Internet-Delivered Cognitive-Behavioral Therapy for Insomnia in Breast Cancer Survivors: A Randomized Controlled Trial.

J Natl Cancer Inst 2018 08;110(8):880-887

Center for Behavioral Health and Technology, Department of Psychiatry and Neurobehavioral Sciences, University of Virginia School of Medicine, Charlottesville, VA.

Background: Insomnia is two to three times more prevalent in cancer survivors than in the general population, where it is estimated to be 10% to 20%. Cognitive-behavioral therapy for insomnia (CBT-I) is the recommended treatment for chronic insomnia, but meeting survivor needs remains a challenge. Internet-delivered CBT-I (iCBT-I) has been shown efficacious in otherwise healthy adults. We tested the efficacy of iCBT-I in breast cancer survivors with clinically significant sleep disturbance.

Methods: Women from a national sample of Danish breast cancer survivors who experienced clinically significant sleep disturbance were randomly allocated to iCBT-I or waitlist control (55:45). The fully automated iCBT-I program consisted of six cores. Online measures of insomnia severity, sleep quality, and fatigue were collected at baseline, postintervention (nine weeks), and follow-up (15 weeks). Online sleep diaries were completed over two-week periods pre- and postintervention.
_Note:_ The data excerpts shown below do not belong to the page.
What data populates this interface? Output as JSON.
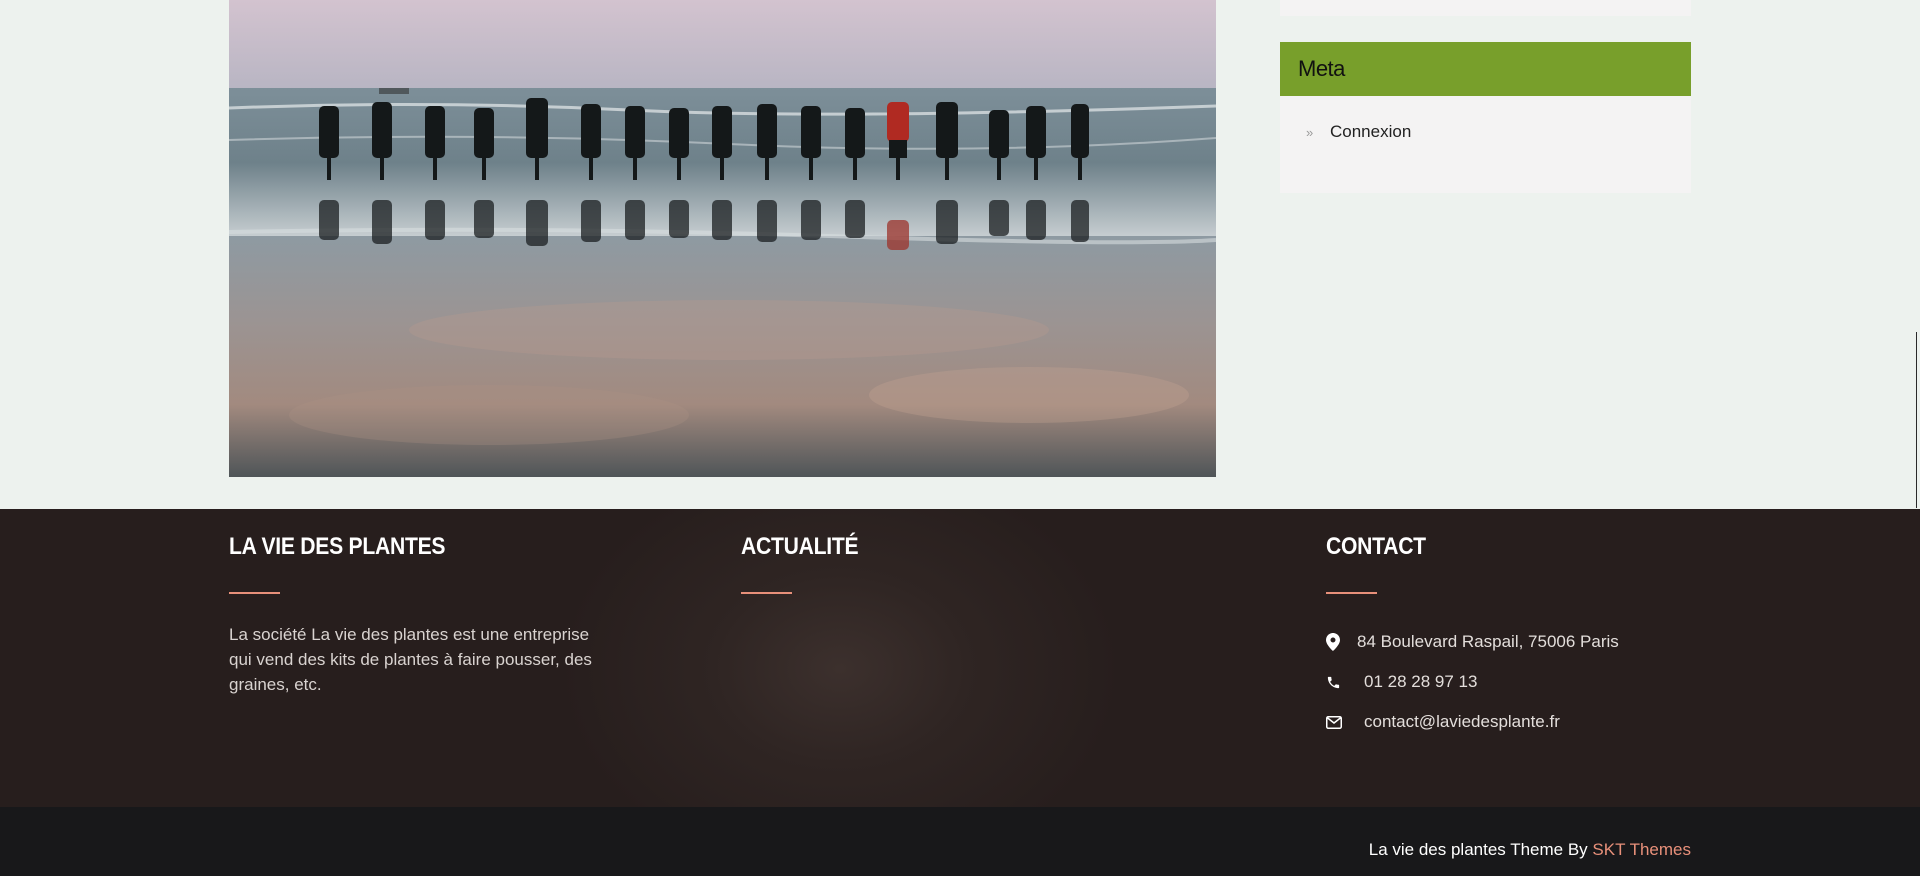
{
  "post": {
    "image_alt": "Group of people holding hands at the beach"
  },
  "sidebar": {
    "meta_widget": {
      "title": "Meta",
      "items": [
        {
          "label": "Connexion"
        }
      ]
    }
  },
  "footer": {
    "about": {
      "title": "LA VIE DES PLANTES",
      "text": "La société La vie des plantes est une entreprise qui vend des kits de plantes à faire pousser, des graines, etc."
    },
    "news": {
      "title": "ACTUALITÉ"
    },
    "contact": {
      "title": "CONTACT",
      "address": "84 Boulevard Raspail, 75006 Paris",
      "phone": "01 28 28 97 13",
      "email": "contact@laviedesplante.fr"
    },
    "credits": {
      "prefix": "La vie des plantes Theme By ",
      "link": "SKT Themes"
    }
  },
  "colors": {
    "page_bg": "#edf2ee",
    "widget_header": "#789f2b",
    "accent": "#e8907a",
    "footer_bg": "#271e1d",
    "footer_bottom_bg": "#18181a"
  }
}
Intention-to-treat analyses (time × group interactions) were conducted with mixed linear models and corrected for multiple outcomes. All statistical tests were two-sided.

Results: A total of 255 women were randomly allocated to iCBT-I (n = 133) or waitlist control (n = 122). Statistically significant (P ≤ .02) time × group interactions were found for all sleep-related outcomes from pre- to postintervention. Effect sizes (Cohen's d) ranged from 0.33 (95% confidence interval [CI] = 0.06 to 0.61) for wake after sleep onset to 1.17 (95% CI = 0.87 to 1.47) for insomnia severity. Improvements were maintained for outcomes measured at follow-up (d = 0.66-1.10).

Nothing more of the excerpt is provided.